My sister is now reading this book titled "I Kissed Dating Goodbye" by Joshua Harris. She says it's about Christianity and 'how dating is dragging us away from the word of God.' This book sort of tells how dating takes away our love for God. But I've been pondering for the past 2 days about this. Well I believe there is only one universal God, regardless of religion. He just appear in different form, but we all are still worshipping the only One. Hence this kinda explains why I'm a freethinker. I thought, since so many in the world love Him, he has alot of admiration and love. Thus, I shall give my love to someone who is not as popular as Him. Who knows, my love can heal or change that someone's soul. It may sound selfish and individualistic, but hey, this is part of reality. I can't say I'm Mother Teresa, but I'd love to play my little part.
Anyway I am not one who's really into religious thingy, but she let me read a paragraph of the book, and it greatly astounded me. A truely thought-provoking piece for me to ponder for quite awhile. Here's how it goes..
It was finally here-Anna's wedding day, the day she had dreamed about and planned for months. The small, picturesque church was crowded with friends and family.
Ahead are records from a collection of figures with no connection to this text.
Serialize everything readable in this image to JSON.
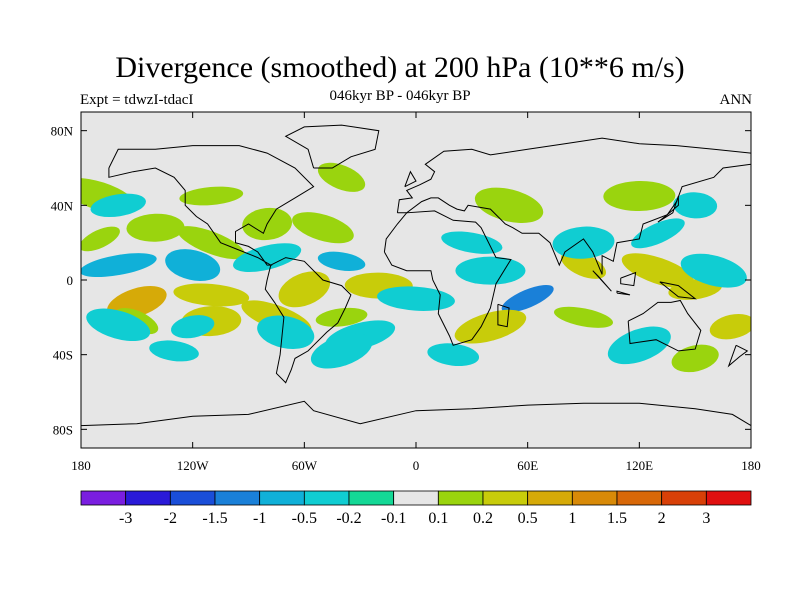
{
  "title": "Divergence (smoothed) at 200 hPa (10**6 m/s)",
  "subtitle_left": "Expt = tdwzI-tdacI",
  "subtitle_center": "046kyr BP - 046kyr BP",
  "subtitle_right": "ANN",
  "chart_data": {
    "type": "heatmap",
    "projection": "cylindrical-equidistant",
    "background_color": "#e6e6e6",
    "xlim": [
      -180,
      180
    ],
    "ylim": [
      -90,
      90
    ],
    "x_ticks": [
      -180,
      -120,
      -60,
      0,
      60,
      120,
      180
    ],
    "x_tick_labels": [
      "180",
      "120W",
      "60W",
      "0",
      "60E",
      "120E",
      "180"
    ],
    "y_ticks": [
      80,
      40,
      0,
      -40,
      -80
    ],
    "y_tick_labels": [
      "80N",
      "40N",
      "0",
      "40S",
      "80S"
    ],
    "colorbar": {
      "colors": [
        "#7a1ee0",
        "#2a1ad8",
        "#1a4ed8",
        "#1a80d8",
        "#10b0d8",
        "#10cdd2",
        "#14d896",
        "#e6e6e6",
        "#9ad40e",
        "#c8cc0a",
        "#d6aa08",
        "#d88a08",
        "#d86808",
        "#d84008",
        "#e01010"
      ],
      "labels": [
        "-3",
        "-2",
        "-1.5",
        "-1",
        "-0.5",
        "-0.2",
        "-0.1",
        "0.1",
        "0.2",
        "0.5",
        "1",
        "1.5",
        "2",
        "3"
      ]
    },
    "regions": [
      {
        "lon": -170,
        "lat": 22,
        "value": 0.2
      },
      {
        "lon": -140,
        "lat": 28,
        "value": 0.2
      },
      {
        "lon": -110,
        "lat": 20,
        "value": 0.2
      },
      {
        "lon": -80,
        "lat": 30,
        "value": 0.2
      },
      {
        "lon": -50,
        "lat": 28,
        "value": 0.2
      },
      {
        "lon": -160,
        "lat": 8,
        "value": -0.5
      },
      {
        "lon": -120,
        "lat": 8,
        "value": -0.5
      },
      {
        "lon": -80,
        "lat": 12,
        "value": -0.2
      },
      {
        "lon": -40,
        "lat": 10,
        "value": -0.5
      },
      {
        "lon": -150,
        "lat": -12,
        "value": 1
      },
      {
        "lon": -110,
        "lat": -8,
        "value": 0.5
      },
      {
        "lon": -60,
        "lat": -5,
        "value": 0.5
      },
      {
        "lon": -20,
        "lat": -3,
        "value": 0.5
      },
      {
        "lon": -150,
        "lat": -22,
        "value": 0.2
      },
      {
        "lon": -110,
        "lat": -22,
        "value": 0.5
      },
      {
        "lon": -75,
        "lat": -20,
        "value": 0.5
      },
      {
        "lon": -40,
        "lat": -20,
        "value": 0.2
      },
      {
        "lon": -160,
        "lat": -24,
        "value": -0.2
      },
      {
        "lon": -120,
        "lat": -25,
        "value": -0.2
      },
      {
        "lon": -70,
        "lat": -28,
        "value": -0.2
      },
      {
        "lon": -30,
        "lat": -30,
        "value": -0.2
      },
      {
        "lon": -130,
        "lat": -38,
        "value": -0.2
      },
      {
        "lon": -40,
        "lat": -38,
        "value": -0.2
      },
      {
        "lon": 0,
        "lat": -10,
        "value": -0.2
      },
      {
        "lon": 60,
        "lat": -10,
        "value": -1
      },
      {
        "lon": 40,
        "lat": 5,
        "value": -0.2
      },
      {
        "lon": 90,
        "lat": 8,
        "value": 0.5
      },
      {
        "lon": 90,
        "lat": 20,
        "value": -0.2
      },
      {
        "lon": 130,
        "lat": 5,
        "value": 0.5
      },
      {
        "lon": 150,
        "lat": -5,
        "value": 0.5
      },
      {
        "lon": 160,
        "lat": 5,
        "value": -0.2
      },
      {
        "lon": 170,
        "lat": -25,
        "value": 0.5
      },
      {
        "lon": 90,
        "lat": -20,
        "value": 0.2
      },
      {
        "lon": 40,
        "lat": -25,
        "value": 0.5
      },
      {
        "lon": 20,
        "lat": -40,
        "value": -0.2
      },
      {
        "lon": 120,
        "lat": -35,
        "value": -0.2
      },
      {
        "lon": 150,
        "lat": 40,
        "value": -0.2
      },
      {
        "lon": 130,
        "lat": 25,
        "value": -0.2
      },
      {
        "lon": 120,
        "lat": 45,
        "value": 0.2
      },
      {
        "lon": -40,
        "lat": 55,
        "value": 0.2
      },
      {
        "lon": -110,
        "lat": 45,
        "value": 0.2
      },
      {
        "lon": -170,
        "lat": 45,
        "value": 0.2
      },
      {
        "lon": -160,
        "lat": 40,
        "value": -0.2
      },
      {
        "lon": 50,
        "lat": 40,
        "value": 0.2
      },
      {
        "lon": 150,
        "lat": -42,
        "value": 0.2
      },
      {
        "lon": 30,
        "lat": 20,
        "value": -0.2
      }
    ]
  }
}
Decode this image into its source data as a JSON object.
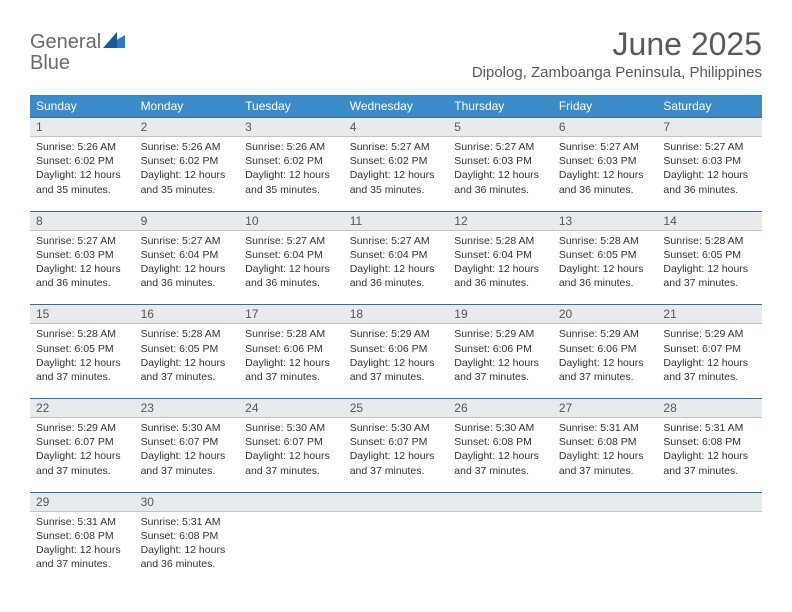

Sunlight poured through the stained-glass windows, and the gentle music of a string quartet filled the air. Anna walked down the aisle toward David. Joy surged within her. This was the moment for which she had waited so long. He gently took her hand, and they turned toward the altar.
But as the minister began to lead Anna and David Through their vows, the unthinkable happened. A girl stood up in the middle of the congregation, walked quietly to the altar, and took David's other hand. Another girl approached and stood next to the first, followed by another. Soon, a chain of six girls stood by him as he repeated his vows to Anna.
Anna felt her lip begin to quiver as tears welled up in her eyes."Is this some kind of joke?" she whispered to David.
"I'm...I'm sorry, Anna," he said, staring at the floor.
"Who are these girls, David? What is going on?" she gasped
"They're girls from my past," he answered sadly. "Anna, they don't mean anything to me now...but I've given part of my heart to each of them."
"I thought your heart was mine," she said.
"It is, it is," he pleaded. "Everything that's left is yours."
I'm not one who reads alot, but I do think about what little bit that I've read. This piece made me think about going dating again. I mean, when we fall in love with someone, we always say we love her/him with all our heart. But how much have we got left, after we leave bit by bit behind in our past relationship(s)? Well for those who fell in love for the first time, and marry their only lover, lucky them, 'cos they indeed gave their ALL, with no second thought.
But what about those like us, who have had past relationships? At the back of our minds, we will sure have memories, happy and sad ones. Those memories have taken part of our heart away. So I wonder, will the next relationship make my heart(love) grow, and let it have the most, even all of what I have? Will it be fair for my partner?
Recently I met someone, who also gave away his heart, a very much big part. So much so that it scarred him deeply before. But he has since healed. I think, that's what he said. I know my case is peanuts compared to his, if you were to hear it from him. I wouldn't want to talk much about his life here, 'cos I'm not sure if he's comfortable with it. Privacy ya..
We are getting along well, it feels great having him around, even if it was just for a chat or a cup of coffee. Somehow he seems earnest and very himself. But I don't want to jump into any pit yet, 'cos I don't want to lose a bit of my heart. I guess he feels the same way too. It gets tiring and painful when things don't turn out right. So see how it goes bah.